PLoS Neglected Tropical Diseases (Feb 2018)
Transformation of Fonsecaea pedrosoi into sclerotic cells links to the refractoriness of experimental chromoblastomycosis in BALB/c mice via a mechanism involving a chitin-induced impairment of IFN-γ production.
Abstract
Fonsecaea pedrosoi (F. pedrosoi) is the most common agent of chromoblastomycosis. Transformation of this fungus from its saprophytic phase into pathogenic sclerotic cells in tissue is an essential link to the refractoriness of this infection. Experimental studies in murine models have shown that the absence of CD4+ T cells impairs host defense against F. pedrosoi infection. Clinical research has also suggested that a relatively low level of the Th1 cytokine INF-γ and inefficient T cell proliferation are simultaneously present in patients with severe chromoblastomycosis upon in vitro stimulation with ChromoAg, an antigen prepared from F. pedrosoi.
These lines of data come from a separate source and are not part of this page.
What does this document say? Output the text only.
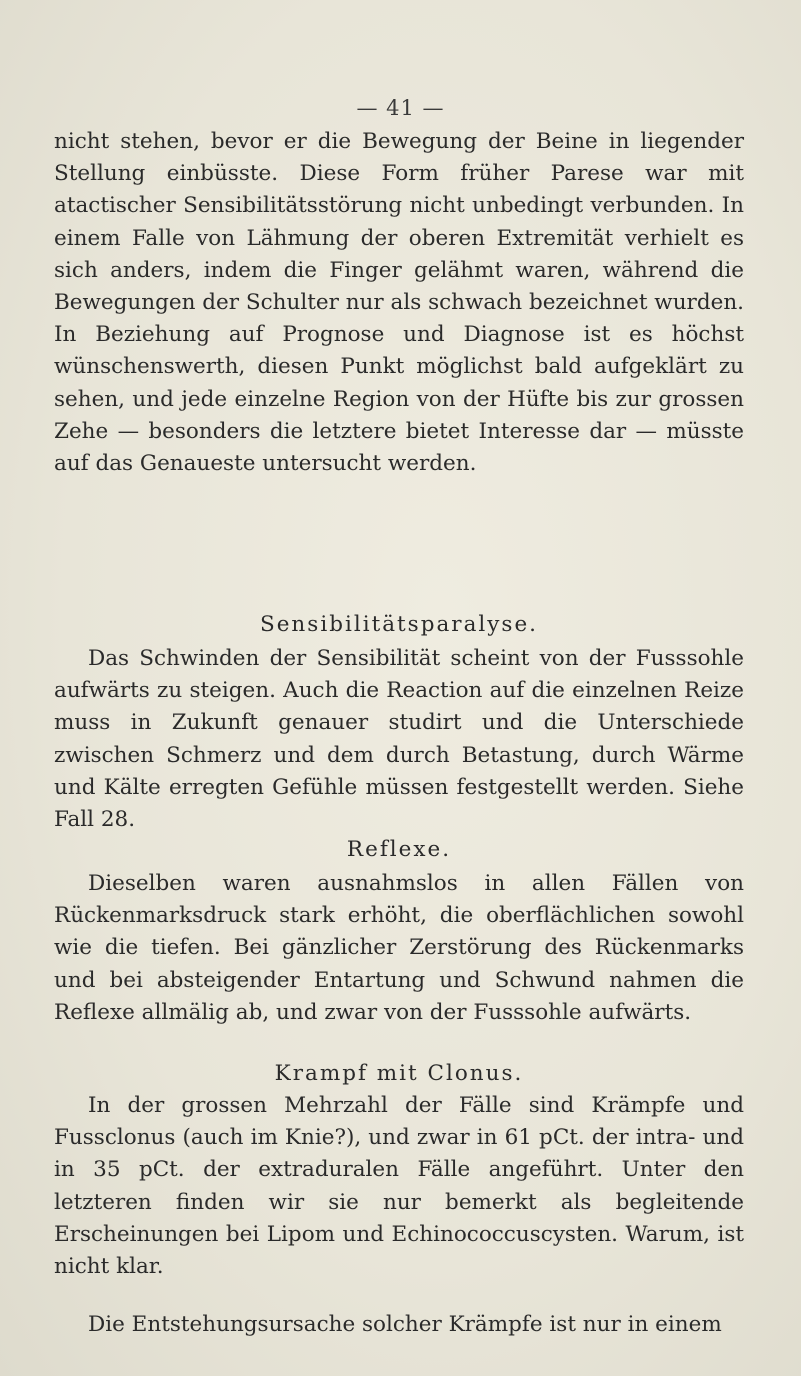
— 41 —

nicht stehen, bevor er die Bewegung der Beine in liegender Stellung einbüsste. Diese Form früher Parese war mit atactischer Sensibilitätsstörung nicht unbedingt verbunden. In einem Falle von Lähmung der oberen Extremität verhielt es sich anders, indem die Finger gelähmt waren, während die Bewegungen der Schulter nur als schwach bezeichnet wurden. In Beziehung auf Prognose und Diagnose ist es höchst wünschenswerth, diesen Punkt möglichst bald aufgeklärt zu sehen, und jede einzelne Region von der Hüfte bis zur grossen Zehe — besonders die letztere bietet Interesse dar — müsste auf das Genaueste untersucht werden.

Sensibilitätsparalyse.

Das Schwinden der Sensibilität scheint von der Fusssohle aufwärts zu steigen. Auch die Reaction auf die einzelnen Reize muss in Zukunft genauer studirt und die Unterschiede zwischen Schmerz und dem durch Betastung, durch Wärme und Kälte erregten Gefühle müssen festgestellt werden. Siehe Fall 28.

Reflexe.

Dieselben waren ausnahmslos in allen Fällen von Rückenmarksdruck stark erhöht, die oberflächlichen sowohl wie die tiefen. Bei gänzlicher Zerstörung des Rückenmarks und bei absteigender Entartung und Schwund nahmen die Reflexe allmälig ab, und zwar von der Fusssohle aufwärts.

Krampf mit Clonus.

In der grossen Mehrzahl der Fälle sind Krämpfe und Fussclonus (auch im Knie?), und zwar in 61 pCt. der intra- und in 35 pCt. der extraduralen Fälle angeführt. Unter den letzteren finden wir sie nur bemerkt als begleitende Erscheinungen bei Lipom und Echinococcuscysten. Warum, ist nicht klar.

Die Entstehungsursache solcher Krämpfe ist nur in einem
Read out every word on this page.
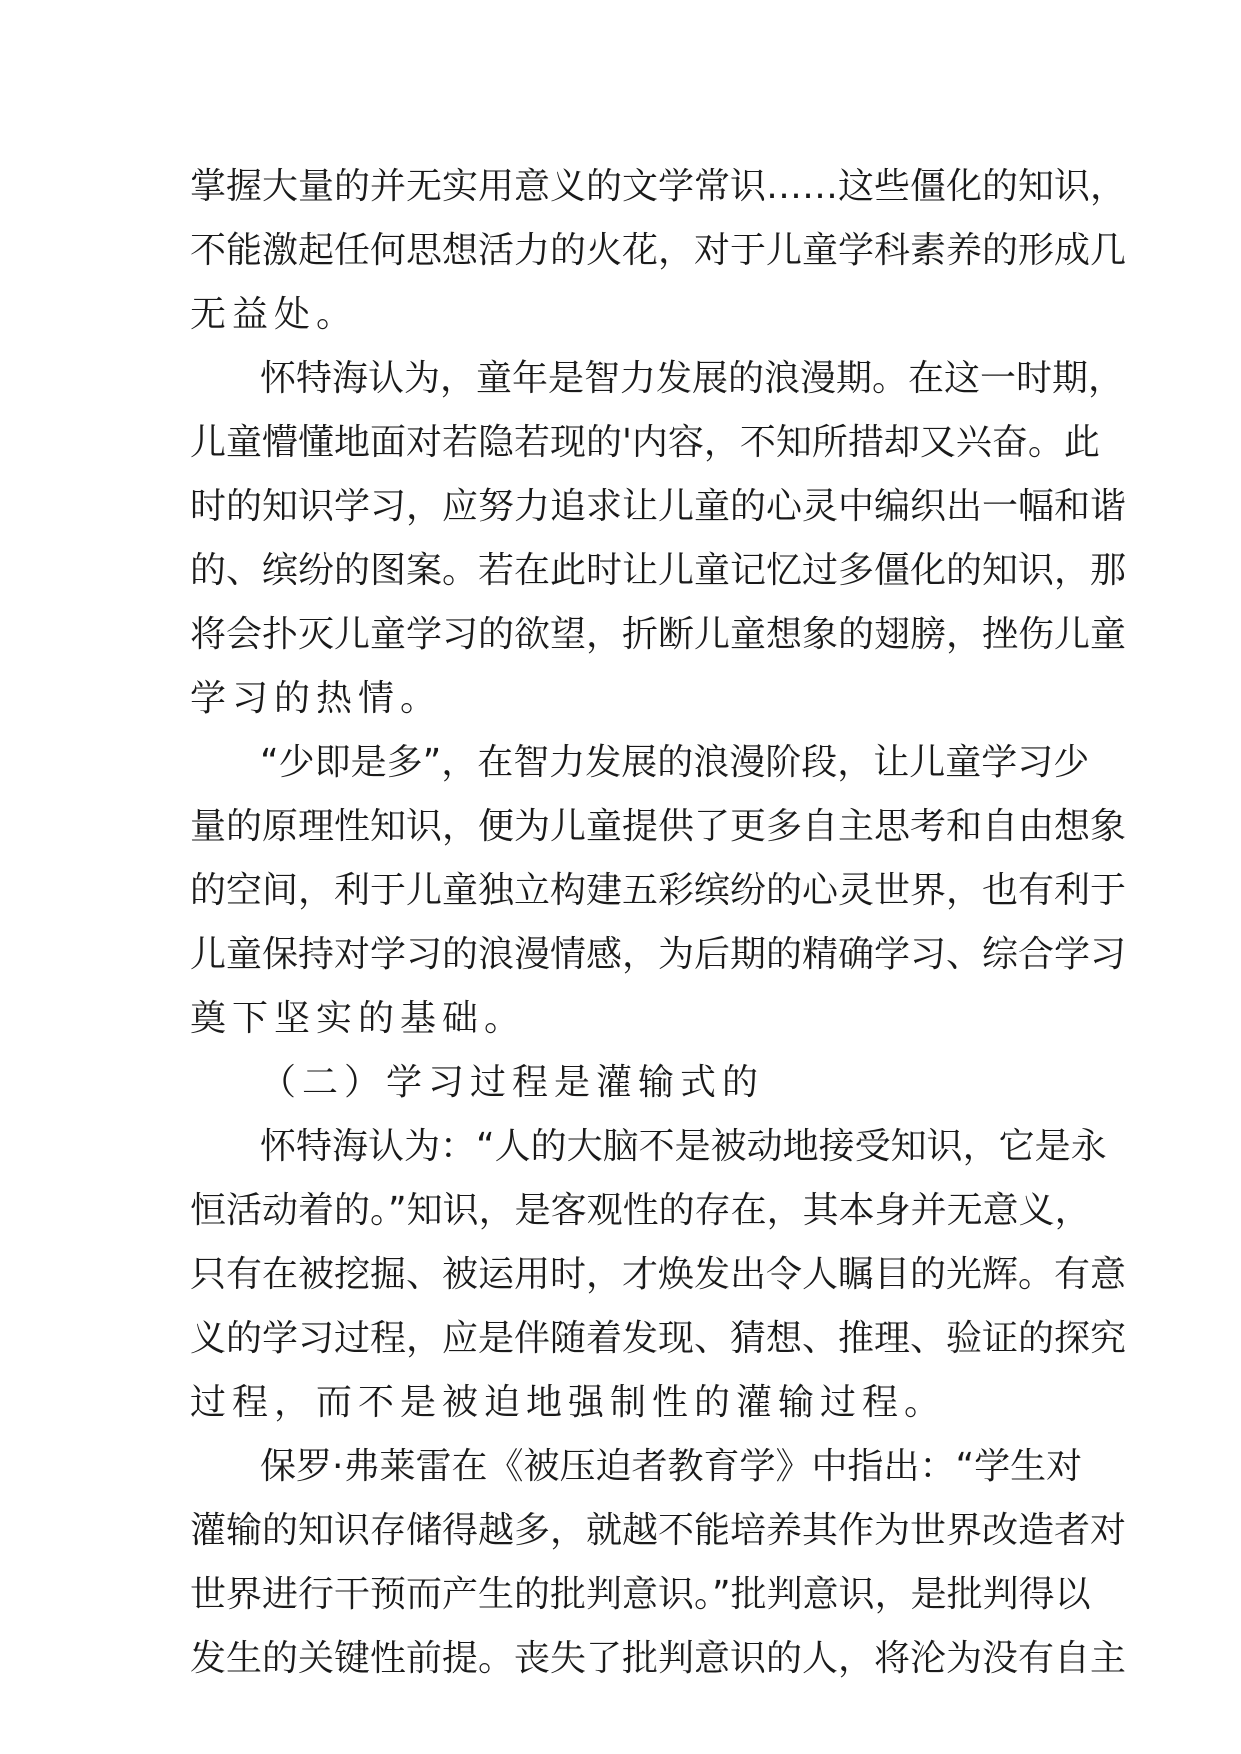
掌握大量的并无实用意义的文学常识……这些僵化的知识，
不能激起任何思想活力的火花，对于儿童学科素养的形成几
无益处。
怀特海认为，童年是智力发展的浪漫期。在这一时期，
儿童懵懂地面对若隐若现的'内容，不知所措却又兴奋。此
时的知识学习，应努力追求让儿童的心灵中编织出一幅和谐
的、缤纷的图案。若在此时让儿童记忆过多僵化的知识，那
将会扑灭儿童学习的欲望，折断儿童想象的翅膀，挫伤儿童
学习的热情。
“少即是多”，在智力发展的浪漫阶段，让儿童学习少
量的原理性知识，便为儿童提供了更多自主思考和自由想象
的空间，利于儿童独立构建五彩缤纷的心灵世界，也有利于
儿童保持对学习的浪漫情感，为后期的精确学习、综合学习
奠下坚实的基础。
（二）学习过程是灌输式的
怀特海认为：“人的大脑不是被动地接受知识，它是永
恒活动着的。”知识，是客观性的存在，其本身并无意义，
只有在被挖掘、被运用时，才焕发出令人瞩目的光辉。有意
义的学习过程，应是伴随着发现、猜想、推理、验证的探究
过程，而不是被迫地强制性的灌输过程。
保罗·弗莱雷在《被压迫者教育学》中指出：“学生对
灌输的知识存储得越多，就越不能培养其作为世界改造者对
世界进行干预而产生的批判意识。”批判意识，是批判得以
发生的关键性前提。丧失了批判意识的人，将沦为没有自主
In the present study, we show that in mice intraperitoneally infected with F. pedrosoi-spores, -hyphae or in vitro-induced sclerotic cells respectively, the transformation of this causative agent into sclerotic cells contributes to a compromised Th1 cytokine production in the earlier stage of infection with impaired generation of neutrophil reactive oxygen species (ROS) and pan-inhibition of Th1/Th2/Th17 cytokine production with disseminated infection in the later stage by using a CBA murine Th1/Th2/Th17 cytokine kit. In addition, we have further demonstrated that intraperitoneal administration of recombinant mouse IFN-γ (rmIFN-γ) effectively reduces the fungal load in the infected mouse spleen, and dampens the peritoneal dissemination of F. pedrosoi-sclerotic cells. Meanwhile, exogeneous rmIFN-γ contributes to the formation and maintenance of micro-abscess and restores the decrease in neutrophil ROS generation in the mouse spleen infected with F. pedrosoi-sclerotic cells. Of note, we have once again demonstrated that it is a chitin-like component, but not β-glucans or mannose moiety, that exclusively accumulates on the outer cell wall of F. pedrosoi-sclerotic cells which were induced in vitro or isolated from the spleens of intraperitoneally infected BALB/c mice. In addition, our results indicate that decreased accumulation of chitin on the surface of live F. pedrosoi-sclerotic cells after chitinase treatment can be self-compensated in a time-dependent manner. Importantly, we have for the first time demonstrated that exclusive accumulation of chitin on the transformed sclerotic cells of F. pedrosoi is involved in an impaired murine Th1 cytokine profile, therefore promoting the refractoriness of experimental murine chromoblastomycosis.